What Are the Variables Related to Nurse Practitioner Orders for Patients at a Home Health Agency Versus a Hospice?

Carolyn Buppert, NP, JD

Disclosures

October 20, 2005

Question

I am in a neurology/oncology practice with an MD, and I see many patients with brain tumors. Most have far-advanced illness, so I refer to hospice on a frequent basis. Despite the fact that I can act and bill as an attending for my patients, I am told by Visiting Nurses Association (VNA) hospice that I cannot sign my own orders. They believe that because they are a home health/hospice agency that only physicians can sign the orders. Is this true?

Response From the Expert

Response from Carolyn Buppert, NP, JD
Attorney, Private Practice, Annapolis, Maryland

The "conditions of payment" for hospice and for home health services are not the same.

The Federal statute stating the conditions of payment for home health agencies requires that a physician certify that home health services are necessary. The statute also requires that a physician establish the plan for home health services and that the services be furnished while the patient is under the care of a physician.[1] It will take an act of Congress to change the physician-only language of this statute.

In contrast, the conditions of payment for hospice require that a patient's attending physician and the medical director of a hospice program certify that the individual is terminally ill. In addition, the conditions of payment require that the individual's attending physician and hospice medical director periodically review the plan of care.[2]

However, in 2003, Congress changed some of the physician-only language of the Social Security Act to allow nurse practitioners (NPs) to be "attending physicians" for hospice patients, if the patient designates an NP as the attending physician. An NP may not act as an attending physician for the certification process, but once a physician certifies that the patient is terminally ill, an NP may act as the attending physician. These changes are found under "Miscellaneous Provisions," rather than under the "Conditions of Payment.[2]" Prior to 2003, only a physician could be an attending physician for a hospice patient.

Here is the statutory language that gives NPs the authority to be attending physicians for hospice:

 

The term 'attending physician' means, with respect to an individual, the physician (as defined in the Social Security Act subsection (r)(1)) or NP (as defined in subsection (aa)(5)), who may be employed by a hospice program, whom the individual identifies as having the most significant role in the determination and delivery of medical care to the individual at the time the individual makes an election to receive hospice care. [3]

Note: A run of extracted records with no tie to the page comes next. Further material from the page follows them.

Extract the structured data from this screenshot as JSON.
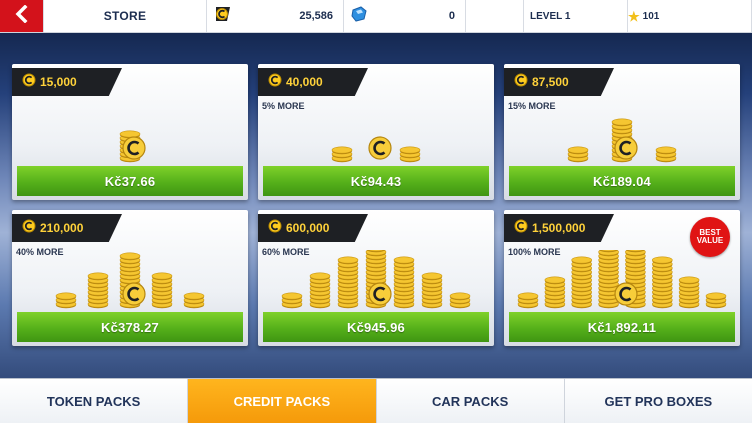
{
  "topbar": {
    "title": "STORE",
    "credits_icon": "credits-coin-icon",
    "credits": "25,586",
    "tokens_icon": "token-icon",
    "tokens": "0",
    "level": "LEVEL 1",
    "star_icon": "star-icon",
    "stars": "101"
  },
  "packs": [
    {
      "amount": "15,000",
      "more": "",
      "price": "Kč37.66",
      "best": false
    },
    {
      "amount": "40,000",
      "more": "5% MORE",
      "price": "Kč94.43",
      "best": false
    },
    {
      "amount": "87,500",
      "more": "15% MORE",
      "price": "Kč189.04",
      "best": false
    },
    {
      "amount": "210,000",
      "more": "40% MORE",
      "price": "Kč378.27",
      "best": false
    },
    {
      "amount": "600,000",
      "more": "60% MORE",
      "price": "Kč945.96",
      "best": false
    },
    {
      "amount": "1,500,000",
      "more": "100% MORE",
      "price": "Kč1,892.11",
      "best": true
    }
  ],
  "badge": {
    "line1": "BEST",
    "line2": "VALUE"
  },
  "tabs": [
    {
      "label": "TOKEN PACKS",
      "active": false
    },
    {
      "label": "CREDIT PACKS",
      "active": true
    },
    {
      "label": "CAR PACKS",
      "active": false
    },
    {
      "label": "GET PRO BOXES",
      "active": false
    }
  ],
  "colors": {
    "accent_green": "#55b01a",
    "accent_orange": "#f59a0a",
    "back_red": "#d3121b",
    "coin_gold": "#ffd23a"
  }
}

If an NP is employed by a hospice and is acting as the attending physician, then the hospice bills Medicare Part A for the NP's services, separately from the daily charges for hospice services. If the NP is not employed by the hospice, then the NP or his or her employer bills Medicare Part B for the attending physician services.

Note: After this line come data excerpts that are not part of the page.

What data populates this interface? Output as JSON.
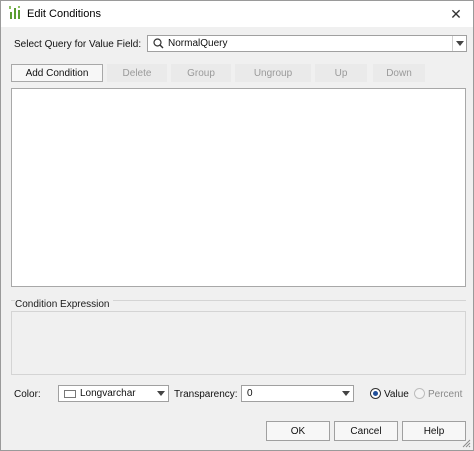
{
  "window": {
    "title": "Edit Conditions",
    "close_glyph": "✕"
  },
  "query": {
    "label": "Select Query for Value Field:",
    "value": "NormalQuery"
  },
  "toolbar": {
    "add": "Add Condition",
    "delete": "Delete",
    "group": "Group",
    "ungroup": "Ungroup",
    "up": "Up",
    "down": "Down"
  },
  "expression": {
    "label": "Condition Expression"
  },
  "color": {
    "label": "Color:",
    "value": "Longvarchar"
  },
  "transparency": {
    "label": "Transparency:",
    "value": "0"
  },
  "mode": {
    "value_label": "Value",
    "percent_label": "Percent",
    "selected": "value"
  },
  "footer": {
    "ok": "OK",
    "cancel": "Cancel",
    "help": "Help"
  },
  "colors": {
    "accent": "#1f4e99",
    "icon_green": "#5a9e2f"
  }
}
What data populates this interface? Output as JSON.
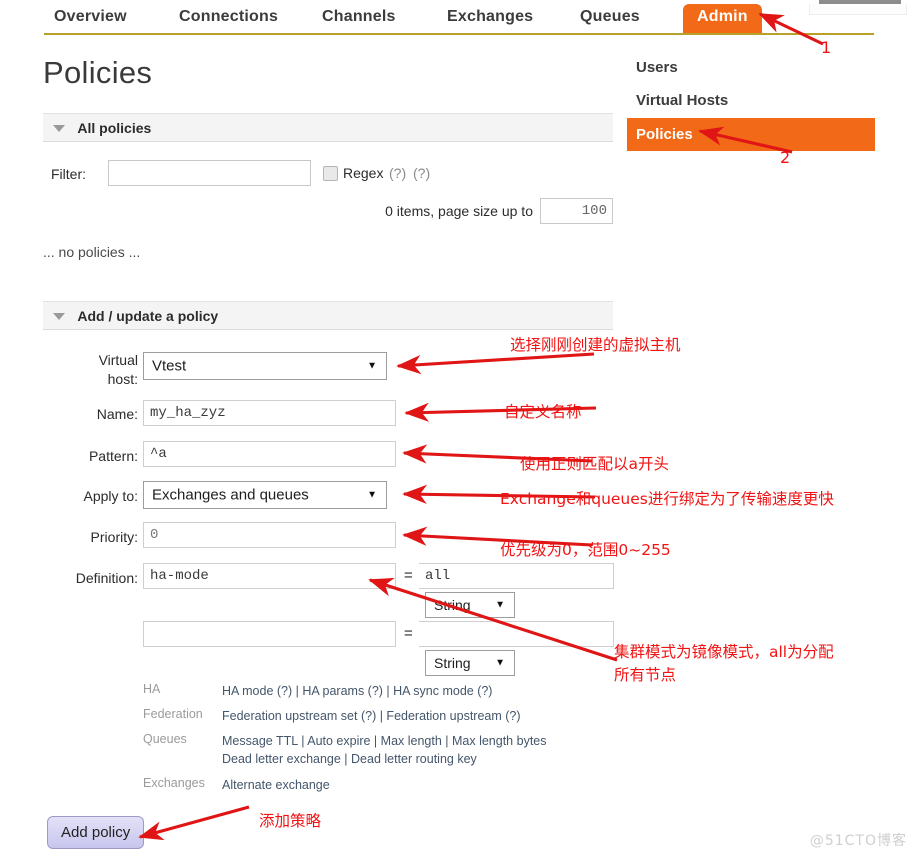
{
  "nav": {
    "items": [
      {
        "label": "Overview",
        "active": false
      },
      {
        "label": "Connections",
        "active": false
      },
      {
        "label": "Channels",
        "active": false
      },
      {
        "label": "Exchanges",
        "active": false
      },
      {
        "label": "Queues",
        "active": false
      },
      {
        "label": "Admin",
        "active": true
      }
    ]
  },
  "page": {
    "title": "Policies"
  },
  "sidebar": {
    "items": [
      {
        "label": "Users",
        "selected": false
      },
      {
        "label": "Virtual Hosts",
        "selected": false
      },
      {
        "label": "Policies",
        "selected": true
      }
    ]
  },
  "all_policies": {
    "section_title": "All policies",
    "filter_label": "Filter:",
    "filter_value": "",
    "filter_placeholder": "",
    "regex_label": "Regex",
    "regex_help_1": "(?)",
    "regex_help_2": "(?)",
    "regex_checked": false,
    "paging_text": "0 items, page size up to",
    "page_size_value": "100",
    "empty_text": "... no policies ..."
  },
  "add_policy": {
    "section_title": "Add / update a policy",
    "fields": {
      "vhost_label_line1": "Virtual",
      "vhost_label_line2": "host:",
      "vhost_value": "Vtest",
      "name_label": "Name:",
      "name_value": "my_ha_zyz",
      "pattern_label": "Pattern:",
      "pattern_value": "^a",
      "apply_to_label": "Apply to:",
      "apply_to_value": "Exchanges and queues",
      "priority_label": "Priority:",
      "priority_value": "0",
      "definition_label": "Definition:",
      "def_row1_key": "ha-mode",
      "def_row1_eq": "=",
      "def_row1_value": "all",
      "def_row1_type": "String",
      "def_row2_key": "",
      "def_row2_eq": "=",
      "def_row2_value": "",
      "def_row2_type": "String"
    },
    "hints": [
      {
        "key": "HA",
        "items": [
          "HA mode",
          "HA params",
          "HA sync mode"
        ],
        "help": true
      },
      {
        "key": "Federation",
        "items": [
          "Federation upstream set",
          "Federation upstream"
        ],
        "help": true
      },
      {
        "key": "Queues",
        "items": [
          "Message TTL",
          "Auto expire",
          "Max length",
          "Max length bytes",
          "Dead letter exchange",
          "Dead letter routing key"
        ],
        "help": false
      },
      {
        "key": "Exchanges",
        "items": [
          "Alternate exchange"
        ],
        "help": false
      }
    ],
    "hint_ha_line": "HA mode (?) | HA params (?) | HA sync mode (?)",
    "hint_federation_line": "Federation upstream set (?) | Federation upstream (?)",
    "hint_queues_line1": "Message TTL | Auto expire | Max length | Max length bytes",
    "hint_queues_line2": "Dead letter exchange | Dead letter routing key",
    "hint_exchanges_line": "Alternate exchange",
    "submit_label": "Add policy"
  },
  "annotations": {
    "marker_1": "1",
    "marker_2": "2",
    "vhost_note": "选择刚刚创建的虚拟主机",
    "name_note": "自定义名称",
    "pattern_note": "使用正则匹配以a开头",
    "apply_note": "Exchange和queues进行绑定为了传输速度更快",
    "priority_note": "优先级为0，范围0~255",
    "definition_note_line1": "集群模式为镜像模式，all为分配",
    "definition_note_line2": "所有节点",
    "submit_note": "添加策略",
    "color": "#f11313"
  },
  "watermark": "@51CTO博客"
}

The Centers for Medicare and Medicaid Services (CMS) Manuals contain further detail, as follows:

  • For hospice, an attending physician is defined as a doctor of medicine or osteopathy or an NP who is identified by the patient at the time when he/she elects hospice coverage, as having the most significant roles in the determination and delivery of the patient's medical care.[4]

  • NPs acting as attending physicians perform services that are medical in nature, are reasonable and necessary, and are services that, in the absence of an NP, would be performed by a physician.[5]

  • NPs cannot certify a terminal diagnosis or the prognosis of 6 months or less, or recertify terminal diagnosis or prognosis. In the event that a beneficiary's attending physician is an NP, the hospice medical director and/or physician designee may certify or recertify the terminal illness.[5]

  • An NP serving as the attending physician should participate as a member of the interdisciplinary group that establishes and/or updates the individual's plan of care. The NP may not serve as or replace the medical director or physician designee.[6]

In order to perform the physician services included in the definition of "attending physician," an NP indeed needs to write orders. There is no requirement that a physician signs these orders.

It sounds like the VNA is assuming that the law on conditions of payment for home health services applies, rather than the conditions of payment for hospice. If a patient is enrolled in hospice, the VNA should be billing under the hospice benefit rather than the home care benefit, and must follow the conditions of payment for hospice. If, however, the VNA is providing services for patients with brain tumors who are receiving curative therapies, then these patients would not be eligible for hospice. In that case, the VNA would bill under the home care benefit and would need to follow the conditions of payment for home health services. A physician would need to direct the care and sign the orders for those patients.